Rashi Khanna-Jain, Sari Vanhatupa, Annukka Vuorinen, George K.B. Sandor, Riitta Suuronen, Bettina Mannerstrom and Susanna Miettinen
Introduction: Dental pulp stem cells (DPSCs) are an accessible cell source with therapeutic applicability in regeneration of damaged tissues. Current techniques for expansion of DPSCs require the use of Fetal Bovine Serum (FBS). However, animal-derived reagents stage safety issues in clinical therapy. By expanding DPSCs in serumfree/ xenofree medium (SF/XF-M) or in medium containing human serum (HS-M), the problems can be eliminated. Therefore, the aim of our study was to identify suitable cell culture media alternatives for DPSCs.
Methods: We studied the isolation, proliferation, morphology, cell surface markers (CD29, CD44, CD90,
CD105, CD31, CD45 and CD146), stemness markers expression (Oct3/4, Sox2, Nanog and SSEA-4) and in vitro multilineage differentiation of DPSCs in HS-M or SF/XF-M in comparison to FBS-M.

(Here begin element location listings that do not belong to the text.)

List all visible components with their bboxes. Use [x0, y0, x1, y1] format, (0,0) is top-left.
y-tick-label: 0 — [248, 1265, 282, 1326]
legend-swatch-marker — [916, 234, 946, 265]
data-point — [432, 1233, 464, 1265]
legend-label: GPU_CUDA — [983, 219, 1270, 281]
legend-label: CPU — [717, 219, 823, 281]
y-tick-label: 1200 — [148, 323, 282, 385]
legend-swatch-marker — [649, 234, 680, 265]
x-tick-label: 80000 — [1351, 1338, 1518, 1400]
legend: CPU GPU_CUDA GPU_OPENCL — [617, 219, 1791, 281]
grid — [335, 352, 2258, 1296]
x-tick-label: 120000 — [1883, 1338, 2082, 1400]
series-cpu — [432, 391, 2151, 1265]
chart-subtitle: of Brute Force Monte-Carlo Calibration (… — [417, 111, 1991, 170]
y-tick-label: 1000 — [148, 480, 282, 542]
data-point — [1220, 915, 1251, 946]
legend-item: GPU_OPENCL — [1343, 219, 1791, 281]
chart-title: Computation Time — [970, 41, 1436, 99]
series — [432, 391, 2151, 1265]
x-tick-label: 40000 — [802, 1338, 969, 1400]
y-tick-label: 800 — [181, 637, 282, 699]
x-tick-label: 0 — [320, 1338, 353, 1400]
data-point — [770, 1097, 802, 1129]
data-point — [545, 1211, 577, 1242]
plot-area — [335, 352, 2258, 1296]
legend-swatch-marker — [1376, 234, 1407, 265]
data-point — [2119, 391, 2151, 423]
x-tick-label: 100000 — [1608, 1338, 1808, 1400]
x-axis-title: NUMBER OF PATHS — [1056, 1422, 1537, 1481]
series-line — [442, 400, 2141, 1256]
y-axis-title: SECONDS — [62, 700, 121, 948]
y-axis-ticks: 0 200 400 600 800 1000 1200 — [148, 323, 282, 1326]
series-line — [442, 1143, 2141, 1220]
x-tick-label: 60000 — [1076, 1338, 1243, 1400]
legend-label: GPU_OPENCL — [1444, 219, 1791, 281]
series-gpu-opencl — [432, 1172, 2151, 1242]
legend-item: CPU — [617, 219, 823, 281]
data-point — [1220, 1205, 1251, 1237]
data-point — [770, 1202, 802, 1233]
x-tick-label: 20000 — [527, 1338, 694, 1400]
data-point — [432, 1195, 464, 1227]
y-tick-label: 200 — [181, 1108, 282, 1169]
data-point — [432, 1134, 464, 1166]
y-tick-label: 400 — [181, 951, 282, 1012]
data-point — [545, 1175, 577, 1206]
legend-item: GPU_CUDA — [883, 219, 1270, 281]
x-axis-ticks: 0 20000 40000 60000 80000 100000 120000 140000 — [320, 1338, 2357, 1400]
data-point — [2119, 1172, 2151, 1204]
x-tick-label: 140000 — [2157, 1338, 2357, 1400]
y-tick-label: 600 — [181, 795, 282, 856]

Results: DPSCs expressed the cell surface and stemness markers in all studied conditions. The proliferation analysis of cells cultured in different HS concentrations revealed that cells isolated in 20% HS-M and passaged in 10% or 15% HS-M supported the cell growth. Direct isolation of cells in SF/XF-M did not support cell proliferation. Therefore, cells cultured in 20% HS-M were used for further SF/XF-M studies. However, proliferation of DPSCs was significantly lower in SF/XF-M when compared with cells cultured in FBS-M and HS-M. In addition, proliferation of DPSCs in SF/XF-M could be enhanced by addition of 1% HS in cell culture medium. There were differences in osteogenic, chondrogenic and adipogenic differentiation efficacy between cells cultured in FBS, HS and SF/XF differentation media. More pronounced adipogenic and osteogenic differentiation was observed in HS differentiation medium, however, in FBS-M cultured cells more effective chondrogenic differentiation was detected.
Conclusions: Our results indicate that HS is a suitable alternative to FBS for the expansion of DPSCs. The composition of SF/XF-M needs to be further optimized in terms of cell expandability and differentiation efficiency to reach clinical applicability.